Mais je relève ceci : « C'est l'évidente homosexualité des deux amies, Michèle Mercier, donc et Lidia Alfonsi, audace peu imaginable en 1964 »
Voilà qui relève un peu ce sketch assez plat. Cela dit, 1964, tiens donc, c'est justement l'année de La Fugue, une histoire d'amour entre Giovanna Ralli et Anouk Aimée. 1964, année de toutes les audaces ?
1961 annonçait déjà la tendance aux U.S.A. avec La rumeur, et l'année suivante, le personnage de Claire Bloom dans La maison du diable, a confirmé l'intérêt pour ces personnages féminins jusque là bien occultés (ou déguisés).
Je ne me rappelle plus dans quel film de Bava, Christopher Lee interprété un noble défigure revenant dans son château pour se venger de sa famille, ou quelque chose comme ça, qui m'avait plutôt plu étant enfant et que j'aimerai bien revoir.

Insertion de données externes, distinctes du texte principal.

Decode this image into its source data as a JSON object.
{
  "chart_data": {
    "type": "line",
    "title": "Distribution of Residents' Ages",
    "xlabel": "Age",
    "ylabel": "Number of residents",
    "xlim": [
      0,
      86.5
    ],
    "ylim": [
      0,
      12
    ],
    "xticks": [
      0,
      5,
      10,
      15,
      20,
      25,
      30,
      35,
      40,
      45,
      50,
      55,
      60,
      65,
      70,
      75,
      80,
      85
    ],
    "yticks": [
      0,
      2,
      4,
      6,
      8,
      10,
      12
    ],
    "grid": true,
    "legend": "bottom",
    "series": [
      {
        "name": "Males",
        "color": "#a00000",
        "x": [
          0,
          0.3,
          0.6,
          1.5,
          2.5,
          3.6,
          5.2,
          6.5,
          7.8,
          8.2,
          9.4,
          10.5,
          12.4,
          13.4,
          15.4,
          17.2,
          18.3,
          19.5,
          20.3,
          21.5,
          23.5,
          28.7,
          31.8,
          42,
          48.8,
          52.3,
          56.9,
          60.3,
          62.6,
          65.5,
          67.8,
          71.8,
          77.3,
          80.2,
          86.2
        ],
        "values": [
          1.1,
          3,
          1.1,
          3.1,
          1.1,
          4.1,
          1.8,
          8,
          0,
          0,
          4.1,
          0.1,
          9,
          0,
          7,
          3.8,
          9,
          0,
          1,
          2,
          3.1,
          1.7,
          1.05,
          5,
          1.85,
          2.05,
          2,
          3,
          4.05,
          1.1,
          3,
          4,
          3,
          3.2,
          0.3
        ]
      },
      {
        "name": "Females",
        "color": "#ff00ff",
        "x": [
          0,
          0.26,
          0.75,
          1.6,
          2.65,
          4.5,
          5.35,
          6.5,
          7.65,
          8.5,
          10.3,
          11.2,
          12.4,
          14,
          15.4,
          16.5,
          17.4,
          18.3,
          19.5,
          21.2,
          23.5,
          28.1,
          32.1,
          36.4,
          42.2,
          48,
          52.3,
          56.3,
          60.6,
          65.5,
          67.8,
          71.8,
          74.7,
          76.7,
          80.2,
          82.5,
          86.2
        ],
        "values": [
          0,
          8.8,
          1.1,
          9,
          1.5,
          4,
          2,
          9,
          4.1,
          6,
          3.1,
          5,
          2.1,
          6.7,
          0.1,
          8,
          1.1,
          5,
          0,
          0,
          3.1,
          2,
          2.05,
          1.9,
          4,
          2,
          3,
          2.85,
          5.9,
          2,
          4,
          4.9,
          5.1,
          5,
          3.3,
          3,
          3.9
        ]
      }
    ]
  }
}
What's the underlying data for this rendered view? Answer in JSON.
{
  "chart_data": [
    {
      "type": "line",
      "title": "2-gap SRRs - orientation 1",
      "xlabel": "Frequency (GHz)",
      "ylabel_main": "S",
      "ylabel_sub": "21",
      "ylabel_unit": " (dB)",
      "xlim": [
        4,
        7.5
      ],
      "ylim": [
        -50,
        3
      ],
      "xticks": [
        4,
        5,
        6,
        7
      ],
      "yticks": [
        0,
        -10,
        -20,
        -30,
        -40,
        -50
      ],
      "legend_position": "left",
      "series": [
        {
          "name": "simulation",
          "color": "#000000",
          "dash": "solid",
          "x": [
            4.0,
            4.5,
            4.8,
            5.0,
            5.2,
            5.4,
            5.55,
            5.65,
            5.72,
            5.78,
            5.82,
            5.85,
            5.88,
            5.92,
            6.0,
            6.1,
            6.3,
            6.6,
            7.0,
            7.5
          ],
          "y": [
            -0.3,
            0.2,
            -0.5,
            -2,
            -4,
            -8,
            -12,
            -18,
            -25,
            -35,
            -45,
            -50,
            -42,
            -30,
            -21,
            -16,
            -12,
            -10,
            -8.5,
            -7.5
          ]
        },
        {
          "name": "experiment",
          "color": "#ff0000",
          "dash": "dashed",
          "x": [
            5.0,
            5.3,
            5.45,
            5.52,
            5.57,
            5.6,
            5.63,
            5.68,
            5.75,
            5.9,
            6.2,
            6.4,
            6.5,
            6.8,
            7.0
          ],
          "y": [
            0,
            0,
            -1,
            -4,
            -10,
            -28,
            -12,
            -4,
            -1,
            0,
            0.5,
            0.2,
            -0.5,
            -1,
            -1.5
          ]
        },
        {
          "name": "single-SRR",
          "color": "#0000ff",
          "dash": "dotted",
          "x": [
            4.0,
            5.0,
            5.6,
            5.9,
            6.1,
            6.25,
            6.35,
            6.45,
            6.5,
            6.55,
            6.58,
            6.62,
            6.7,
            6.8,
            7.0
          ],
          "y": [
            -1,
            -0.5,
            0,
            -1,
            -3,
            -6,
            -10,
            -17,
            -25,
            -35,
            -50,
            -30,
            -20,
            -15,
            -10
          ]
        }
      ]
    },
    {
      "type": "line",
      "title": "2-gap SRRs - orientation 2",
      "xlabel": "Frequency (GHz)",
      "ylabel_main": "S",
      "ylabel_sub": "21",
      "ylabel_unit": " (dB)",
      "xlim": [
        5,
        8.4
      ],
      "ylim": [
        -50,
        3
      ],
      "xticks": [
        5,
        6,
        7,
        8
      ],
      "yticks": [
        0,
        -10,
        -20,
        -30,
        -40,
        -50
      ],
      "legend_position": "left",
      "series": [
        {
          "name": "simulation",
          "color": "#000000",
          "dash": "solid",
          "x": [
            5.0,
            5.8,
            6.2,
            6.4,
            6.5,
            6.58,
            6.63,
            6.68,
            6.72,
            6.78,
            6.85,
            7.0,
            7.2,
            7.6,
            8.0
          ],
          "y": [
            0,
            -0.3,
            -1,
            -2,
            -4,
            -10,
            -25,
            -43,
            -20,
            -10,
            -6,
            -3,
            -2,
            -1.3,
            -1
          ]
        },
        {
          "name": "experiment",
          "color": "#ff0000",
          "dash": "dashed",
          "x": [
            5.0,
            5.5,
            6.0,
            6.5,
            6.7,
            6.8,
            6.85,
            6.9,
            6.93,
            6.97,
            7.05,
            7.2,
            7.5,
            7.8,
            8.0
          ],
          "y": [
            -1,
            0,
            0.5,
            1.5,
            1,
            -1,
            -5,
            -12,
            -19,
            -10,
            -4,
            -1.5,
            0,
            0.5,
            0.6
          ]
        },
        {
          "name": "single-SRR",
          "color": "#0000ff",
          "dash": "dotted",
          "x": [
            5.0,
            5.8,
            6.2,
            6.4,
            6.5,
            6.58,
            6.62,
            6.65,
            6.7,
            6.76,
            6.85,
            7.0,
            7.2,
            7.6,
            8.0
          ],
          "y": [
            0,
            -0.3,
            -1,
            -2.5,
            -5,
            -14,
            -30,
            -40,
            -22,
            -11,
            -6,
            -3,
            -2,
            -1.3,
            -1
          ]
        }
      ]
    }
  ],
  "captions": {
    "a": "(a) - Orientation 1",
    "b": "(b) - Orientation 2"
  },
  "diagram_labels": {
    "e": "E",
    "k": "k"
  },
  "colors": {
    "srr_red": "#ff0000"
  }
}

Eh bien voilà : je ne suis guère impressionné. Du même Bava, j'avais quand même bien aimé Opération peur, sans être exactement pâmé : il y avait de brefs mais vrais moments d'angoisse. Celui-ci ne m'a pas apeuré une seconde (et pourtant je suis le spectateur-pleutre idéal, qui se laisse hypnotiser facilement et sursaute au moindre bruit suspect). Que la photo et les éclairages soient très élaborés ne change pas grand-chose, hélas, aux clichés du genre portes qui grincent et gros plans sur des yeux écarquillés. Heureusement, il y a l'acteur et effet spécial Boris Karloff, que j'aime toujours autant et qui fait un patriarche vampire tout à fait al dente dans le second épisode. Ses collègues sont cependant plusieurs crans en dessous et surtout, le scénariste ne s'est vraiment, vraiment pas foulé.